W środę wyprzedaż na akcjach LiveChat Software, przypomina objawy paniki. Kurs spada ponad 20 proc. przy ponad 20 mln zł obrotów.

LiveChat Software twierdzi, że jest dobrze przygotowany na ruch giganta, dlatego że produkty spółki: LiveChat, chat.io i BotEngine są zintegrowane z Messengerem. Było to możliwe m.in dzięki współpracy zespołu technicznego LVC z zespołem Facebooka, która jest kontynuowana. Spółka wejście firmy Marka Zuckerberga na rynek rozwiązań livechat postrzega jako szansę na wzrost całego segmentu.
„W 2016 r.

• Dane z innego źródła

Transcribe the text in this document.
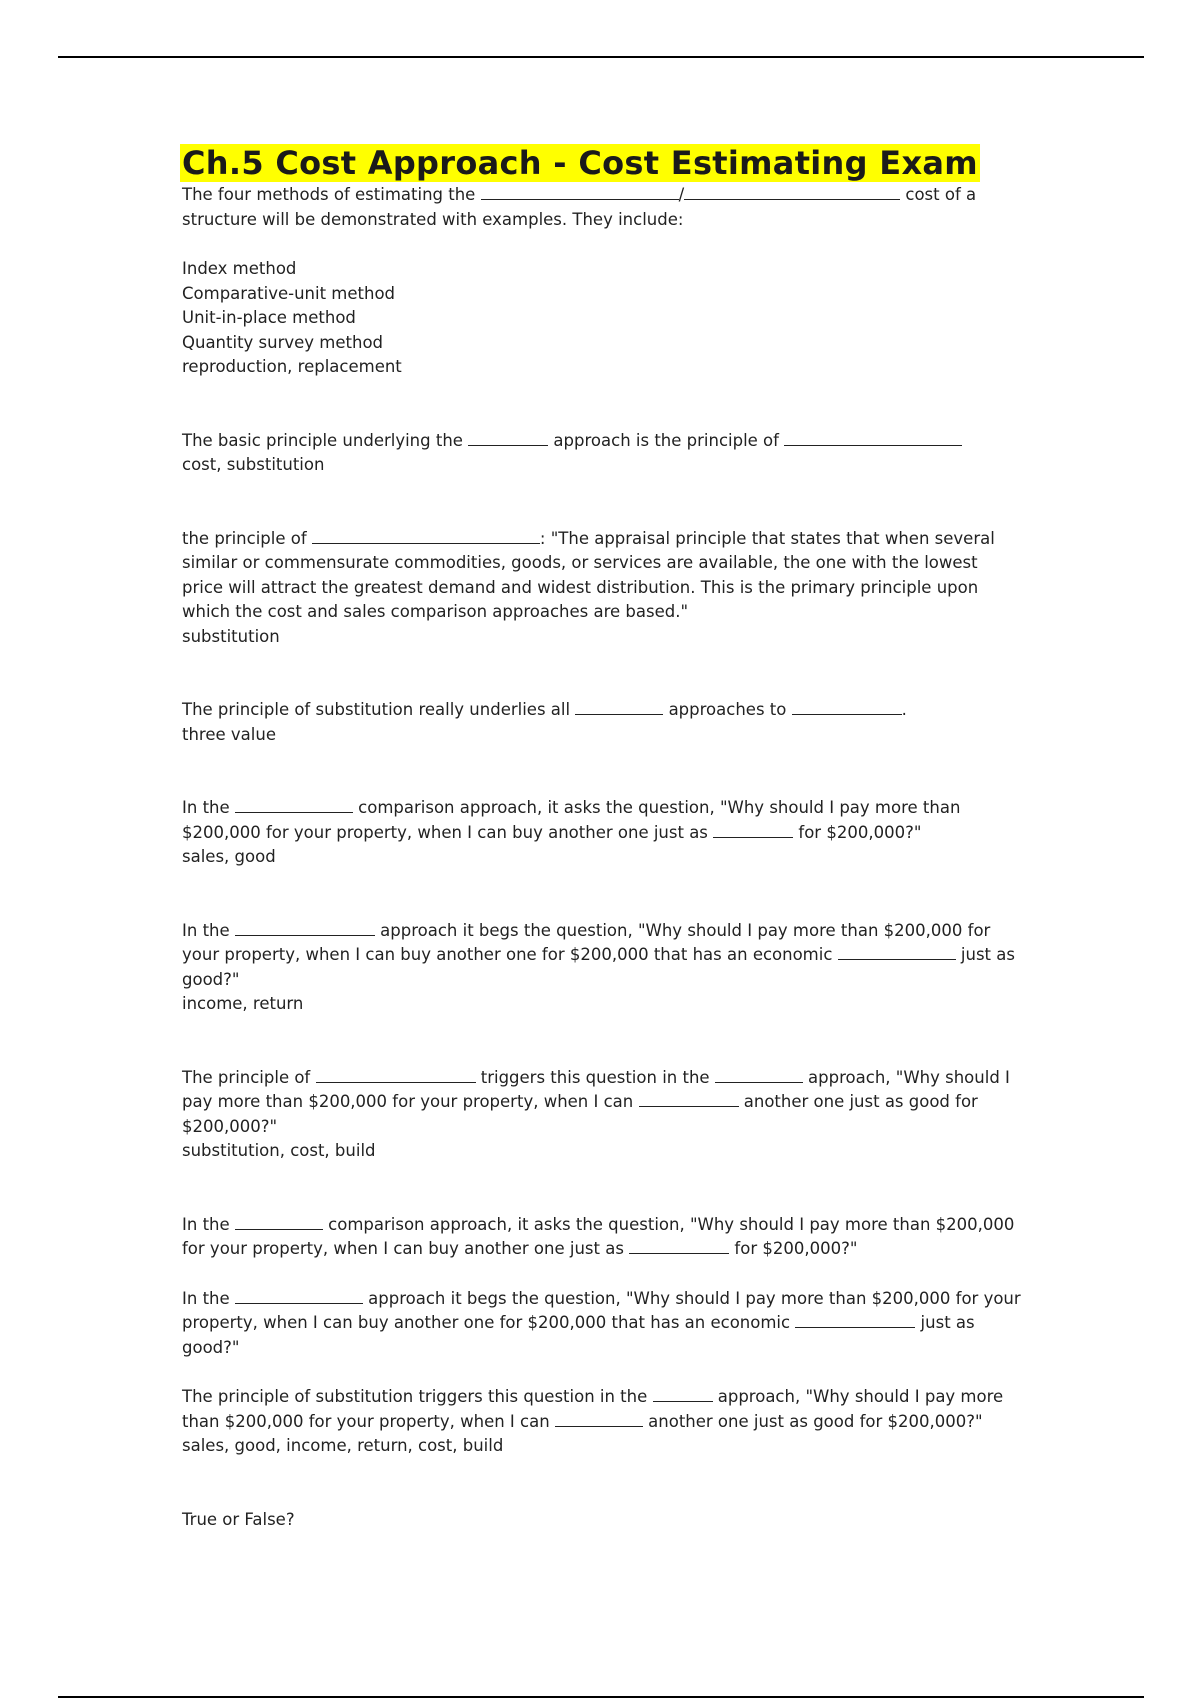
Ch.5 Cost Approach - Cost Estimating Exam

The four methods of estimating the	/	cost of a structure will be demonstrated with examples. They include:

Index method
Comparative-unit method
Unit-in-place method
Quantity survey method

reproduction, replacement

The basic principle underlying the	approach is the principle of

cost, substitution

the principle of	: "The appraisal principle that states that when several similar or commensurate commodities, goods, or services are available, the one with the lowest price will attract the greatest demand and widest distribution. This is the primary principle upon which the cost and sales comparison approaches are based."

substitution

The principle of substitution really underlies all	approaches to	.

three value

In the	comparison approach, it asks the question, "Why should I pay more than $200,000 for your property, when I can buy another one just as	for $200,000?"

sales, good

In the	approach it begs the question, "Why should I pay more than $200,000 for your property, when I can buy another one for $200,000 that has an economic	just as good?"

income, return

The principle of	triggers this question in the	approach, "Why should I pay more than $200,000 for your property, when I can	another one just as good for $200,000?"

substitution, cost, build

In the	comparison approach, it asks the question, "Why should I pay more than $200,000 for your property, when I can buy another one just as	for $200,000?"

In the	approach it begs the question, "Why should I pay more than $200,000 for your property, when I can buy another one for $200,000 that has an economic	just as good?"

The principle of substitution triggers this question in the	approach, "Why should I pay more than $200,000 for your property, when I can	another one just as good for $200,000?"

sales, good, income, return, cost, build

True or False?
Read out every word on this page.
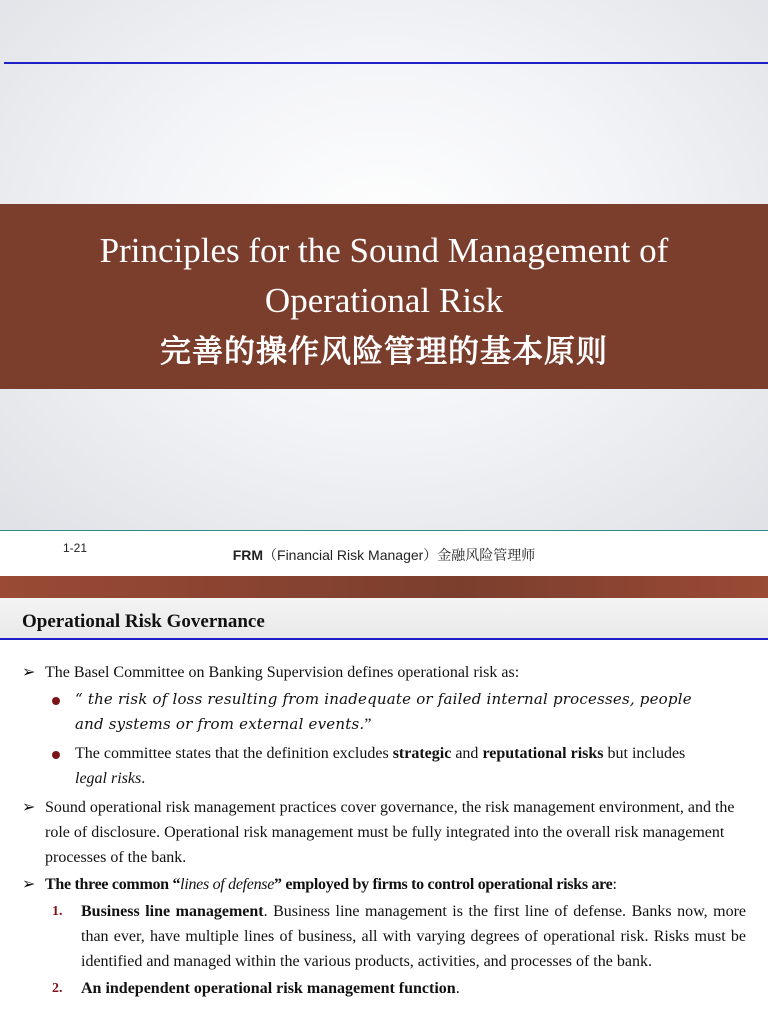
Principles for the Sound Management of
Operational Risk
完善的操作风险管理的基本原则
1-21	FRM（Financial Risk Manager）金融风险管理师
Operational Risk Governance
➢ The Basel Committee on Banking Supervision defines operational risk as:
“ the risk of loss resulting from inadequate or failed internal processes, people and systems or from external events.”
The committee states that the definition excludes strategic and reputational risks but includes legal risks.
➢ Sound operational risk management practices cover governance, the risk management environment, and the role of disclosure. Operational risk management must be fully integrated into the overall risk management processes of the bank.
➢ The three common “lines of defense” employed by firms to control operational risks are:
1. Business line management. Business line management is the first line of defense. Banks now, more than ever, have multiple lines of business, all with varying degrees of operational risk. Risks must be identified and managed within the various products, activities, and processes of the bank.
2. An independent operational risk management function.
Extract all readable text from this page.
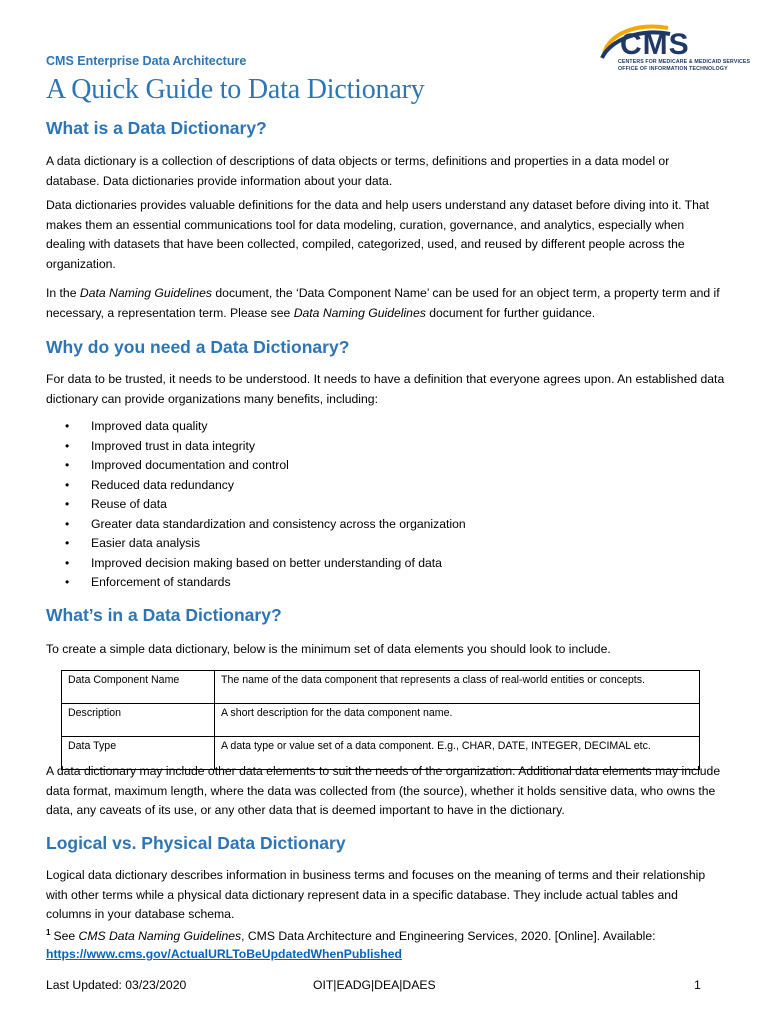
CMS Enterprise Data Architecture
A Quick Guide to Data Dictionary
CMS
CENTERS FOR MEDICARE & MEDICAID SERVICES
OFFICE OF INFORMATION TECHNOLOGY
What is a Data Dictionary?

A data dictionary is a collection of descriptions of data objects or terms, definitions and properties in a data model or database. Data dictionaries provide information about your data.

Data dictionaries provides valuable definitions for the data and help users understand any dataset before diving into it. That makes them an essential communications tool for data modeling, curation, governance, and analytics, especially when dealing with datasets that have been collected, compiled, categorized, used, and reused by different people across the organization.

In the Data Naming Guidelines document, the ‘Data Component Name’ can be used for an object term, a property term and if necessary, a representation term. Please see Data Naming Guidelines document for further guidance.

Why do you need a Data Dictionary?

For data to be trusted, it needs to be understood. It needs to have a definition that everyone agrees upon. An established data dictionary can provide organizations many benefits, including:

• Improved data quality
• Improved trust in data integrity
• Improved documentation and control
• Reduced data redundancy
• Reuse of data
• Greater data standardization and consistency across the organization
• Easier data analysis
• Improved decision making based on better understanding of data
• Enforcement of standards
What’s in a Data Dictionary?

To create a simple data dictionary, below is the minimum set of data elements you should look to include.

Data Component Name	The name of the data component that represents a class of real-world entities or concepts.
Description	A short description for the data component name.
Data Type	A data type or value set of a data component. E.g., CHAR, DATE, INTEGER, DECIMAL etc.

A data dictionary may include other data elements to suit the needs of the organization. Additional data elements may include data format, maximum length, where the data was collected from (the source), whether it holds sensitive data, who owns the data, any caveats of its use, or any other data that is deemed important to have in the dictionary.

Logical vs. Physical Data Dictionary

Logical data dictionary describes information in business terms and focuses on the meaning of terms and their relationship with other terms while a physical data dictionary represent data in a specific database. They include actual tables and columns in your database schema.

$^1$ See CMS Data Naming Guidelines, CMS Data Architecture and Engineering Services, 2020. [Online]. Available:
https://www.cms.gov/ActualURLToBeUpdatedWhenPublished
Last Updated: 03/23/2020	OIT|EADG|DEA|DAES	1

Facebook wprowadził rozwiązanie Workplace i nie wpłynęło ono negatywnie np. na spółkę Slack, dla której było to rozwiązanie konkurencyjne. Dlatego nie dziwi brak negatywnej reakcji kursów naszych głównych konkurentów z USA - spółek LivePerson czy Zendesk” – czytamy w komunikacie.
Bardzo dużą część rynku rozwiązań livechat stanowią produkty typu freemium, z którymi rozwiązanie LiveChat nie konkuruje.
„Pozycjonujemy się w segmencie premium, jako najdroższy produkt na rynku. Oferujemy w zamian bardzo dużo zaawansowanych funkcjonalności, analitykę (…) Z tych powodów nie postrzegamy Facebooka jako bezpośredniej konkurencji, ale raczej jako dodatkowy kanał dystrybucji naszych produktów, w tym np. BotEngine” - napisał LiveChat.